Published January 17, 2008
Congressional Democrats may put an extension of No Child Left Behind (NCLB) on their legislative agenda for this year, but it seems more likely that nothing will happen before 2009 in order to keep options open for the incoming president. But even without an NCLB extension, President Bush's achievements in education are striking. Student scores on some standardized tests have started rising with the administration's back-to-basics focus, and Republican candidates no longer face an insurmountable credibility deficit on the education issue.
In 2008, Democrats will undoubtedly promise parents with school-age children that another round of new programs and much more federal spending will produce better local schools. Thanks to Mr. Bush, Republicans need not say “me too,” as most voters can now see from NCLB's early success that more federal funding was not, and is not, the answer.
Republicans can compete effectively in 2008 by again embracing Mr. Bush's winning themes of accountability and results, but they should also support changes to NCLB. Parents want rigor and high standards but many also see NCLB as forcing local public schools to be mainly accountable to remote officials in the Department of Education. For Republicans, accountability should mean local schools becoming more responsive to the concerns and wishes of parents.

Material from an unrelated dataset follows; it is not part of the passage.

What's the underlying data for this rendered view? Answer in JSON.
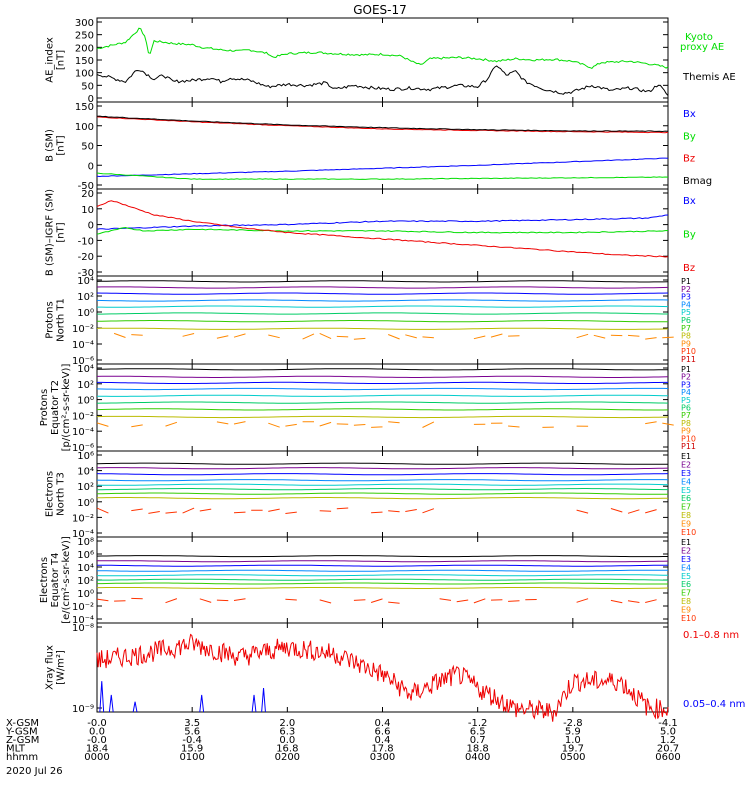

Not too long ago, most Americans would have found it odd that the federal government was getting involved with local school issues at all. President Lyndon Johnson wanted a federal effort to close the “achievement gap” between rich and poor schools, but he and his aides underestimated the risks associated with muddled political accountability. As soon as the first federal checks were cashed, many state and local officials began blaming low educational performance on insufficient “federal commitment” and unfunded mandates.
Over the years, Congress has also found it impossible to resist “mission creep” in education matters, creating scores of new grant programs with unrelated missions. Unfortunately, none of these programs, including the main elementary and secondary education program (Title I), have had any measurable impact on actual student academic performance, in poor schools or anywhere else. An independent evaluation of Title I found that “despite its ambitious mandate, [the program] has been a relatively minor educational intervention.” Other programs have done even less, and some have been found to do more harm than good.
In 2000, while he was governor of Texas, Mr. Bush changed the focus with a simple question: Are students learning what they need to succeed in America or not? After years of education fads and failed experiments, parents were ready for common sense. And, for now, it is working. Schools have zeroed in like never before on what really matters academically, particularly in reading and math, and test scores have risen accordingly.
But NCLB leans too heavily on the Education Department to drive reform, which is a recipe for long-term mediocrity. Political pressure is already building to ease up on the performance criteria to ensure more passing grades. In fact, the congressional committees overseeing NCLB's possible extension are preparing various ways to water down the testing benchmarks. In the end, bureaucratic enforcement of educational standards seems all but certain to become a means for validating the status quo.
What's needed now is a renewed emphasis on a strong parental role in education. For too long, parents have been an afterthought in education policy, even as studies continue to confirm they are the key to educational success. Indeed, hands-on parental involvement has been found to be more important than socioeconomic status in predicting a child's academic achievement.
Parents, of course, want strong reading and math programs, but they also want their schools to help them stress self-discipline, respect for authority and peers and the difference between right and wrong. Only parents, not the government, can properly assess if a school is meeting expectations in these crucial matters.
Of course, the best way to give parents more control over education, and to get them more involved as well, is with meaningful school choice, which many Republicans have been pushing with admittedly limited success for years.
There is reason to hope the political environment will become more conducive to a school-choice breakthrough soon. NCLB-driven testing is producing a large repository of data that will become a powerful tool for evaluating what works and what doesn't in education. Who can be trusted to put this data into proper context and use it to push for sensible reforms with only the interests of students in mind? For most Americans, the answer will be obvious: the parents.
— James C. Capretta, who served as associate director of the Office of Management and Budget (2001-04), is a fellow at the Ethics and Public Policy Center.